The fun begins when, one night, a meteor crashes onto the Gardners’ farm and emits bright pink-purple tendrils. Before they know it. people start going crazy while plants and creatures around the meteor crash site begin to mutate horrifically. That’s before the tendrils begin aggressively seeking out prey…
Well, the nice things first. Richard Stanley seems to know and respect the source material, with the movie having some really beautiful yet eerie scenery to create this unsettling vibe. Sure, everything looks peaceful at first, but already there are simmering resentment and tension underneath it all. The cast is all solid, even that brat, although a part of me is cringing in anticipation of Nicolas Cage’s trademark screaming-shrieking lunatic baboon act that is apparently mandated in his every movie contract.
Somewhat ironically perhaps, the most frightening moments of this movie lie in the more conventional first forty or so minutes, when the nature of the scares is psychological and visceral. It’s just people slowly losing their minds. It can be terrifying to see how someone one is close to turns into a stranger – a menacing one at that.
In the last third of the movie, things come to boil with body horror and fluorescent CGI splattering all over the screen. This is when the movie falls apart. Things become increasingly over the top, and Mr Cage, who had been admirably restrained up to that point, turns into that cartoon character that he plays every single time. Worse, the scares here are unintentionally hilarious – I actually laugh at the “killed by a tree” scene because it looks so ridiculous – only to culminate in an acid trip of pink and purple explosion.
What happened? Did the studio mandate a more “exciting” ending for the movie? Then again, I recall this director’s past efforts and realize that those efforts tend to swing wildly from a more hard-hitting, psychological kind of horror to over the top, absurdist camp and back again without much rhyme or reason. Maybe this uneven tone is Mr Stanley’s thing, I guess?

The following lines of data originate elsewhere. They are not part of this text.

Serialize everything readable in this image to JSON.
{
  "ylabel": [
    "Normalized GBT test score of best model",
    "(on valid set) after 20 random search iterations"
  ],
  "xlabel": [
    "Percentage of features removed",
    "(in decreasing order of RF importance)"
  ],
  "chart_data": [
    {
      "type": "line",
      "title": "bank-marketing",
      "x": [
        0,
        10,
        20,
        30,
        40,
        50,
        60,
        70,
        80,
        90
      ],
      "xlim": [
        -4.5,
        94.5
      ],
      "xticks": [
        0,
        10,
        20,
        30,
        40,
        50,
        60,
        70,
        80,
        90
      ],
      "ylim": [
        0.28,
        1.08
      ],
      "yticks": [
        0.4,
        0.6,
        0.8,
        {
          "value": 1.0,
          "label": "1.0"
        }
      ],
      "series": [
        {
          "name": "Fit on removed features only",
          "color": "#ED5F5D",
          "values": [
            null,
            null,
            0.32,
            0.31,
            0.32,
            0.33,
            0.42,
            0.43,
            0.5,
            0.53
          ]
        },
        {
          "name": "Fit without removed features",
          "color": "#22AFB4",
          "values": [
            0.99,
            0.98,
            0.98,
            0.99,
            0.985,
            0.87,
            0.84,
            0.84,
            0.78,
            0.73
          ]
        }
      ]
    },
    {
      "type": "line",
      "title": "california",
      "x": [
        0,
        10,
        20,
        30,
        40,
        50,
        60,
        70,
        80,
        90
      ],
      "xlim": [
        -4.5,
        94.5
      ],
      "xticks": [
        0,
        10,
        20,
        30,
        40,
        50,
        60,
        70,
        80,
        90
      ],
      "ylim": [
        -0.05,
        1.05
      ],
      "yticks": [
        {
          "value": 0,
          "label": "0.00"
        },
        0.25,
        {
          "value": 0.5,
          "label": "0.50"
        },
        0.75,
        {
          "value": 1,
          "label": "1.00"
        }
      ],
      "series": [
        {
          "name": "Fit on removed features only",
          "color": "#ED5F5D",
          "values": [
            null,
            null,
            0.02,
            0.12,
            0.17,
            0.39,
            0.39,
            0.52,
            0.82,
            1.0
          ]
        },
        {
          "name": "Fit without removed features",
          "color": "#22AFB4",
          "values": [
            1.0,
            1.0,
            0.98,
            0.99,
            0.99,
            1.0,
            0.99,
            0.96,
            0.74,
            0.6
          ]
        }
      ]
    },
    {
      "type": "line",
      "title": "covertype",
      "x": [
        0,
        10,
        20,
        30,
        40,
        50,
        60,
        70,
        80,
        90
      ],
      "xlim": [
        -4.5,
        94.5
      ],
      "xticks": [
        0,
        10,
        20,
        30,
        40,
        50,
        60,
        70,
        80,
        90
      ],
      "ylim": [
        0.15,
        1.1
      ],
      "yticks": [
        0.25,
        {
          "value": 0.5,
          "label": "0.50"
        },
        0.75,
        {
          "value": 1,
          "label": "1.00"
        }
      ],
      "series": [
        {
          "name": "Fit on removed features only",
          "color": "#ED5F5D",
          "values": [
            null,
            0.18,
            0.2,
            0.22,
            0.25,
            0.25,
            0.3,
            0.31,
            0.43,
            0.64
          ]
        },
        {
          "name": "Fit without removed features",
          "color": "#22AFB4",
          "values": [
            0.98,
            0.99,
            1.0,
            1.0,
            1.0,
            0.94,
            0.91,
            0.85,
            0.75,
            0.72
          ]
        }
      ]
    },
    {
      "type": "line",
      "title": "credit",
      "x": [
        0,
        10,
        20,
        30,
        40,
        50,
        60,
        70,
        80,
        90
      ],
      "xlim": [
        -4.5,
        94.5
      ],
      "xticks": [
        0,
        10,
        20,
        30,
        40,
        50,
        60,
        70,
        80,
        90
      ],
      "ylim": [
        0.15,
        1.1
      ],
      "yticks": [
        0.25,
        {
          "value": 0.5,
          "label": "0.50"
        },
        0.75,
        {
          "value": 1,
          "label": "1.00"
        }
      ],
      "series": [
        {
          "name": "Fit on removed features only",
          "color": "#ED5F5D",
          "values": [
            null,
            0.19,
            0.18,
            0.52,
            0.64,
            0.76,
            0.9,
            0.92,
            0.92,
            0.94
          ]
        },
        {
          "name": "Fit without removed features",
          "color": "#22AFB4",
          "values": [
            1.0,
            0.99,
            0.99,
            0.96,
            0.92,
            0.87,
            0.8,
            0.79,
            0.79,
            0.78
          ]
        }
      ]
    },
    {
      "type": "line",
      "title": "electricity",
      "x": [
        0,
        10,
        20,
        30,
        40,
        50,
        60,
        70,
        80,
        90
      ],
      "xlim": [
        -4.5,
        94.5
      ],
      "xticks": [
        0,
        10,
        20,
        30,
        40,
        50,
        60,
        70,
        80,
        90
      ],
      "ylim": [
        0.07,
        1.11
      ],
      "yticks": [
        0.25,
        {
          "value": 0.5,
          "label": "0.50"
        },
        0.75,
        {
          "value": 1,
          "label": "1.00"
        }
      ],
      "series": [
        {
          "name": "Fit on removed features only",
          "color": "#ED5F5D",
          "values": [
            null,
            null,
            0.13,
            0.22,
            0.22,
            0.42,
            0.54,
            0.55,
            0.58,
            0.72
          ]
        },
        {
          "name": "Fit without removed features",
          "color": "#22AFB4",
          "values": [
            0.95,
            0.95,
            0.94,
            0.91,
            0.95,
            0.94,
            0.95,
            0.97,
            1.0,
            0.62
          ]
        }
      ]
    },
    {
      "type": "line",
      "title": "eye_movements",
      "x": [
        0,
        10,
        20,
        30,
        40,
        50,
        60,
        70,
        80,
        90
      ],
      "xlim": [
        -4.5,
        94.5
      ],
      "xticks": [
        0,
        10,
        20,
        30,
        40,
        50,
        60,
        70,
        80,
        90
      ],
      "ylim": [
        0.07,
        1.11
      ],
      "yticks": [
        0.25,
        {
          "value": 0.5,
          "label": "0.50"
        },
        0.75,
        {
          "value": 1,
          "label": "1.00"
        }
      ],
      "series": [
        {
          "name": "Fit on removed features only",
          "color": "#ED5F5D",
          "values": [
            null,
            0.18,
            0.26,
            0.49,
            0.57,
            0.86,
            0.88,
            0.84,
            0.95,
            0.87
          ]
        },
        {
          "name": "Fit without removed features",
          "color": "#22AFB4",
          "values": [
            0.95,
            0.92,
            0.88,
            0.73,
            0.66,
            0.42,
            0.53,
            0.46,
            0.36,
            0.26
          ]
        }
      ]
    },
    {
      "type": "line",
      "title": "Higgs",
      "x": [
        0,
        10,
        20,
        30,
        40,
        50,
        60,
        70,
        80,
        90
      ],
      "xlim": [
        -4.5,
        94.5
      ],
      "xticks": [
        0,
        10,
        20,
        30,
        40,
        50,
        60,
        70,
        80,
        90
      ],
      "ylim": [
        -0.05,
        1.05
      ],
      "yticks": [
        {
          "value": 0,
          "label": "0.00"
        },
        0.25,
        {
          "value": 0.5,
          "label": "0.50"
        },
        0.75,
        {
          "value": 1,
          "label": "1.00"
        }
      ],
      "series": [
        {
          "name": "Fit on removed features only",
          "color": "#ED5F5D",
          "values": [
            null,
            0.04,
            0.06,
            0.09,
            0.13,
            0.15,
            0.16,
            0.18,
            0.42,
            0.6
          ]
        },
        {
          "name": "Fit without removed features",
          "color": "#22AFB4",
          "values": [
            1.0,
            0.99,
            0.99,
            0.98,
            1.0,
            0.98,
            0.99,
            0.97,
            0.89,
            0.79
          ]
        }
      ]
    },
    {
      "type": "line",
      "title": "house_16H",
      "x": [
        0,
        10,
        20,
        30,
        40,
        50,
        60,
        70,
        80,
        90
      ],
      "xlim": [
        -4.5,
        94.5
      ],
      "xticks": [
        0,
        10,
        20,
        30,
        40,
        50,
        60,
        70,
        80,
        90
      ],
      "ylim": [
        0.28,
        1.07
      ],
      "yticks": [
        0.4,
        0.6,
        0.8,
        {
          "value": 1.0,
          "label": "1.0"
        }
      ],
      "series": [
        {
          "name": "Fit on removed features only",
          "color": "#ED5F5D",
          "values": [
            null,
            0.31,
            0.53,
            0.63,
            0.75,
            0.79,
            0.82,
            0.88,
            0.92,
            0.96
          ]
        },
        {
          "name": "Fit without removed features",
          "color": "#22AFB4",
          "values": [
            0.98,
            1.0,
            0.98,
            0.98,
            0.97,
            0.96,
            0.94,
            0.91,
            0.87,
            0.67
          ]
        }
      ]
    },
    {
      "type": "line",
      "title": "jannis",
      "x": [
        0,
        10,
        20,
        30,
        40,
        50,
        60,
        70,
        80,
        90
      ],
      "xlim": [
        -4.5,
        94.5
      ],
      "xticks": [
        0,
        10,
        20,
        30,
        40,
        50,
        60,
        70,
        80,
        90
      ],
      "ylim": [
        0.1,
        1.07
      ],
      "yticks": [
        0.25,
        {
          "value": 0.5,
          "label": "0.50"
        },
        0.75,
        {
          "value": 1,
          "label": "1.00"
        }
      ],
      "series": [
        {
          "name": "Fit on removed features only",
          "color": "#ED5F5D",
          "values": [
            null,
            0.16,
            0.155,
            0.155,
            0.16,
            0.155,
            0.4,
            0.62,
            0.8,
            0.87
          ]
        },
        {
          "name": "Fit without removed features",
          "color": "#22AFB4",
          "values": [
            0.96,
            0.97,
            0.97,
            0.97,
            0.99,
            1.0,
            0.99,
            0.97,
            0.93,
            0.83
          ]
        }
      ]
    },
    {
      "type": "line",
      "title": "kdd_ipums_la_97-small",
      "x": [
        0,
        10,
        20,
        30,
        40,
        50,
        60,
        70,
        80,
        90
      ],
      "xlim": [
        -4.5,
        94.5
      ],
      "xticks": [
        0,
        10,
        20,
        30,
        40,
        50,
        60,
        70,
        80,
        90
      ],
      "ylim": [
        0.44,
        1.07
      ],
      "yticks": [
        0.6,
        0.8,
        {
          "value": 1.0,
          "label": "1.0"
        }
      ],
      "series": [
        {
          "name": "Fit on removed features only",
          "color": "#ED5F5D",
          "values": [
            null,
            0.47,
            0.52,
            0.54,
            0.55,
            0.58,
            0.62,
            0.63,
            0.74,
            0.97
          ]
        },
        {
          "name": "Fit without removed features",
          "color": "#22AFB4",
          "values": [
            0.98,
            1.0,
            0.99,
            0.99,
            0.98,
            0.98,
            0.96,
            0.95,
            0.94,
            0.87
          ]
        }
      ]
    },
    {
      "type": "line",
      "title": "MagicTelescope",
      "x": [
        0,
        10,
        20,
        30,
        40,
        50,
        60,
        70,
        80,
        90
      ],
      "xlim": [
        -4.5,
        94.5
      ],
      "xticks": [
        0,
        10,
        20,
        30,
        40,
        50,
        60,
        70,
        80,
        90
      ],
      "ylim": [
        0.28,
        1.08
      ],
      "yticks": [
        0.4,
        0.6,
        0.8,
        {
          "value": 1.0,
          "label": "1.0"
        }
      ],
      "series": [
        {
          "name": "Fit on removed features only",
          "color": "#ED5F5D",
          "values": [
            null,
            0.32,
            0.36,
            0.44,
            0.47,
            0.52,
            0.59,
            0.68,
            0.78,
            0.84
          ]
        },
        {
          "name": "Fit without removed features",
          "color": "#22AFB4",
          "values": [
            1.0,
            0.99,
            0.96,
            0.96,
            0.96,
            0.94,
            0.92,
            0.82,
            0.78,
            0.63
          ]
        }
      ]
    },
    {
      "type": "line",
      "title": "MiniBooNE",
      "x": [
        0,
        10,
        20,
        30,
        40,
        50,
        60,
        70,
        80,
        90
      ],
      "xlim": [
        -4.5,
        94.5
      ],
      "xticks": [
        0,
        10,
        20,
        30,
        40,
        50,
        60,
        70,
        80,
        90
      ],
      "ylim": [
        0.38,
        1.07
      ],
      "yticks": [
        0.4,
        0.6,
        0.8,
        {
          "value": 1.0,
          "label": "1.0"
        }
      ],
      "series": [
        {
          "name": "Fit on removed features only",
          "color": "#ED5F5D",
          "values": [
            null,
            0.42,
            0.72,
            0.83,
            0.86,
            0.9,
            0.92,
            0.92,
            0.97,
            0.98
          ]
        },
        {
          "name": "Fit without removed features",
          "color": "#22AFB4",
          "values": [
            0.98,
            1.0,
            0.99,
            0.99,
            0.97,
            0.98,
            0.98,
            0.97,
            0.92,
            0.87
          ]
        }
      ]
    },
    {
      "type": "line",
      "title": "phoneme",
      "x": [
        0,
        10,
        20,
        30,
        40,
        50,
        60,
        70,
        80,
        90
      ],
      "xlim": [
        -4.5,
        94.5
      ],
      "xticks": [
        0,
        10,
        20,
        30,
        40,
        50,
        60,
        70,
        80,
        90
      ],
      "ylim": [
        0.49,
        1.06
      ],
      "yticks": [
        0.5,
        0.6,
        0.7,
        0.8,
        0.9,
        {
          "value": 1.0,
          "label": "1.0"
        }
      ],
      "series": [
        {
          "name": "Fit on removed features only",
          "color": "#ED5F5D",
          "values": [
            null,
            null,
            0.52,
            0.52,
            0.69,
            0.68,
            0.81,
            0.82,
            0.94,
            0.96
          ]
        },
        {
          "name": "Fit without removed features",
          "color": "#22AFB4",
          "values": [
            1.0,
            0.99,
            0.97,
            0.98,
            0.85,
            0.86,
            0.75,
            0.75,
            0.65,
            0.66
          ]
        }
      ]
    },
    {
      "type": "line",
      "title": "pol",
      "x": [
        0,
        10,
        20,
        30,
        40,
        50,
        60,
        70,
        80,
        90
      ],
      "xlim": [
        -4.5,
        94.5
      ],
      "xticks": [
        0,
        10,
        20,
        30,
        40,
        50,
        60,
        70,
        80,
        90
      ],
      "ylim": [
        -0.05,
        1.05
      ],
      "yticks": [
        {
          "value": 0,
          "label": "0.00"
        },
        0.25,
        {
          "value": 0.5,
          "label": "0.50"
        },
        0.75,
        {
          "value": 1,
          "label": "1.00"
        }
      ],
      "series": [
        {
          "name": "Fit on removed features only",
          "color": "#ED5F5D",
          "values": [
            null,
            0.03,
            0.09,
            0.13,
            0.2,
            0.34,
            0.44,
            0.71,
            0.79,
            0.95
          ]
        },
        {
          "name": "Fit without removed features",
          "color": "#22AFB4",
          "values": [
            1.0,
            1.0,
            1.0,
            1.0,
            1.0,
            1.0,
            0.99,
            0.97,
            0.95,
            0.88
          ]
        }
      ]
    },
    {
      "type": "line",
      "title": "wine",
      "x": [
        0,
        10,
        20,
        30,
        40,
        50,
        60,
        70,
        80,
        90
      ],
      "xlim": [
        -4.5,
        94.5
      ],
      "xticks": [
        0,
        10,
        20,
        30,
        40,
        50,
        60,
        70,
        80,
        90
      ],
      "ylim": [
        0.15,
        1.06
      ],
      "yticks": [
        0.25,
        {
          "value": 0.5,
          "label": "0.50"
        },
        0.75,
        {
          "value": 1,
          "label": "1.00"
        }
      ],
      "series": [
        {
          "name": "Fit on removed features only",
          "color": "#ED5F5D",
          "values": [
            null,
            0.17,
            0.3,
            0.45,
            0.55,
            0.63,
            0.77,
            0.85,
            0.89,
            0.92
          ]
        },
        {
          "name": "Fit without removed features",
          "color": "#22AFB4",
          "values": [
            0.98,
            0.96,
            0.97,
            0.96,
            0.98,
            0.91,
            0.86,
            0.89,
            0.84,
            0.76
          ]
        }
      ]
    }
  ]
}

Worse, the movie also offers all kinds of explanation about the nature and origin of the meteor. It’s the 2011 The Thing all over again – once you reveal too much about the source of terror, especially when the revelation is made through some dodgy-looking CGI, things become far less frightening as a result. The Thing becomes a badly rendered toothy vagina monster, and the… things in this movie are revealed to be purple-pink CGI effects that cast everything in an ugly eye-piercing tint. How is anyone going to be scared by that? Here, the origin of the meteor is revealed through a pointlessly unnecessary tape recording left behind by an equally unnecessary over the top character, followed by an overkill of a dreamscape that reveals the purple-pink monstrosities in their home planet. Why? Why do I need to know all this? Cosmic horror works because the readers or the audience are given just enough to feel a sense of dread, because anything more will ruin the effect or, worse, make the whole thing seem absurd, and this movie crosses the line into the latter.
Color Out of Space is one of the better produced, better acted ones. It’s not bad by any means, but it also commits enough missteps to sabotage itself especially in its later parts. Fans of horror, especially cosmic horror, may want to give it a go, but I’d suggest tampering expectations a bit first to minimize disappointment!